FOR IMMEDIATE RELEASE, 28 April 2005

Contacts:
Mary Dettloff 517-335-3014
Colleen Steinman 517-373-0399

DNR Considering Options to Help Boaters on Higgins Lake

The Michigan Department of Natural Resources is considering a variety of options to help provide boaters better access to Higgins Lake. Three townships around the lake recently asked the DNR to allow township residents to have "drop and go" privileges at the three boat launches at Higgins Lake, which would allow them to move to the front of the line of boats waiting to access the lake, launch their boats and then drive their vehicle and trailer back to their residence.

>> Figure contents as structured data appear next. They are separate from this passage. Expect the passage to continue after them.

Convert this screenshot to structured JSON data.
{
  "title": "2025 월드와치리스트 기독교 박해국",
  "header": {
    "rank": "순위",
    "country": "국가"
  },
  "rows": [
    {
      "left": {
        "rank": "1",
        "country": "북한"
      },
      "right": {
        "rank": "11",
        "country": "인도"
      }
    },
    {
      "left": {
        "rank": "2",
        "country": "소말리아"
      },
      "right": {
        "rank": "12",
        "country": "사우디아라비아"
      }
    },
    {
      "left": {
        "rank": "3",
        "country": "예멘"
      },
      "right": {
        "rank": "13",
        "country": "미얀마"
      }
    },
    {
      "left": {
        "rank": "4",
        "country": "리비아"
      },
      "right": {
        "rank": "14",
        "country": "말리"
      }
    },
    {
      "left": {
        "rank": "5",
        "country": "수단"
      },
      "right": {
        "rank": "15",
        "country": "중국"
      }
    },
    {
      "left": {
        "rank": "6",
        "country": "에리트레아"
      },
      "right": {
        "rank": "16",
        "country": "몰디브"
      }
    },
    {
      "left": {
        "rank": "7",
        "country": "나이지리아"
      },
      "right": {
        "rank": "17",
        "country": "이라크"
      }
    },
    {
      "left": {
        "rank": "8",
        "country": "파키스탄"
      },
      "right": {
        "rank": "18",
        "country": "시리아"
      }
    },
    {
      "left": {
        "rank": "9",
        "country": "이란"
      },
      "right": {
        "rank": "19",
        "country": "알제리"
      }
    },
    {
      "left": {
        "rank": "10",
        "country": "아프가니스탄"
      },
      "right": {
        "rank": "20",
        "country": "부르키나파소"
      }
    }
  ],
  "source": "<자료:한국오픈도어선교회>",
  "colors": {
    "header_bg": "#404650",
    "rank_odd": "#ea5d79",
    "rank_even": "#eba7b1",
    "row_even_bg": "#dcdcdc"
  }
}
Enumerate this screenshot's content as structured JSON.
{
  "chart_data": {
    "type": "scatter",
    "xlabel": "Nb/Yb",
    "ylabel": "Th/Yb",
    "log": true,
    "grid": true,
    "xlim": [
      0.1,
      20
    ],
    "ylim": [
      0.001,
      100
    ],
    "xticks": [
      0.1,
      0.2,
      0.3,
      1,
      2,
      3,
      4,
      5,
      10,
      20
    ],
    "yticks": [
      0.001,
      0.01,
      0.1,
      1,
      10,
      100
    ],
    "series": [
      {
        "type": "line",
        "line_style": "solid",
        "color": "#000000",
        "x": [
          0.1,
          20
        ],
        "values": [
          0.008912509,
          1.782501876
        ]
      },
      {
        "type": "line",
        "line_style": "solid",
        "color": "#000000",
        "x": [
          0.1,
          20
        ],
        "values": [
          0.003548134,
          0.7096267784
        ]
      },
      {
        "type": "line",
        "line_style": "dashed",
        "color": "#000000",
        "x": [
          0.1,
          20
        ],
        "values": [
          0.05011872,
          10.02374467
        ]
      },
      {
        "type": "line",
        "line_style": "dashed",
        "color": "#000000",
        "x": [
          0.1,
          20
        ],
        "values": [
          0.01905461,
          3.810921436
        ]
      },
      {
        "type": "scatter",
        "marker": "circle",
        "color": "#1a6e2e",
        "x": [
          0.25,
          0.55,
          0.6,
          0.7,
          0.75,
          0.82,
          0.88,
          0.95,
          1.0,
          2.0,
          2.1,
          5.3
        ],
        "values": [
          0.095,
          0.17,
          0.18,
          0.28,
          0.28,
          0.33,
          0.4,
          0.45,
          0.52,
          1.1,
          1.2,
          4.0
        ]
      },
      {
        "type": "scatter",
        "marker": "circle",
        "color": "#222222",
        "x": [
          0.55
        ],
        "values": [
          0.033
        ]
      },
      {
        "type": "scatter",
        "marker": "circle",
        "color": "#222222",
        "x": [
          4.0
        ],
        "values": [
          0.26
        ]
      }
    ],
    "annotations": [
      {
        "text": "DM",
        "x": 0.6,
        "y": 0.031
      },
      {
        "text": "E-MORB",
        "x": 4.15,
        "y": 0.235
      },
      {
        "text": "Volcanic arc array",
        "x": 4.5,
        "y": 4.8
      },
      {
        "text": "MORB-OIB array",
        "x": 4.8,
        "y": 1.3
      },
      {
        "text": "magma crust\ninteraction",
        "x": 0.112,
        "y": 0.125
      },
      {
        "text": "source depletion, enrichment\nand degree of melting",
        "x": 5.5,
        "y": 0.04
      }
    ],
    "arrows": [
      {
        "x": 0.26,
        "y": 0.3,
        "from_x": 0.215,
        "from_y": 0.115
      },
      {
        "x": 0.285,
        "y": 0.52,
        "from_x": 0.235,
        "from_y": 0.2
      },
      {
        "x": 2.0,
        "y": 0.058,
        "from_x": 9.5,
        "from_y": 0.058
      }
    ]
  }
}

"Higgins Lake property owners asked us to stop this practice at DNR boat launches back in 1995," said Parks and Recreation Division Chief Ron Olson. "This practice is prohibited at our boat launches for several reasons, including fairness, safety and the fact that the DNR uses the number of parking spots at the launches to control the number of boats on lakes. We are cooperating with the townships' request by considering various solutions including expanded off-site parking."

The townships of Gerrish, Lyon and Beaver Creek recently approached the DNR asking for a method to permit residents who do not need a parking space the opportunity to launch. The townships also recommended utilizing nearby vacant property for short-term boater parking, and Olson said the DNR is cooperating with the townships on a proposal to expand parking.

Another option to alleviate congestion at busy boat launches involves the construction of a waiting dock. These facilities are being planned for the West Higgins and West Houghton access sites for the 2006 boating season.

"We appreciate the public's patience when both launching and retrieving a boat this summer," Olson said. "We want boating in Michigan to be an enjoyable experience for all, and hope to resolve the issue of long waits at boat launches by working with the local units of government on these issues."

The DNR is committed to the conservation, protection, management, use and enjoyment of the state's natural resources for current and future generations.


----------



## Islander26 (Feb 23, 2004)

I can see the fists flying already


----------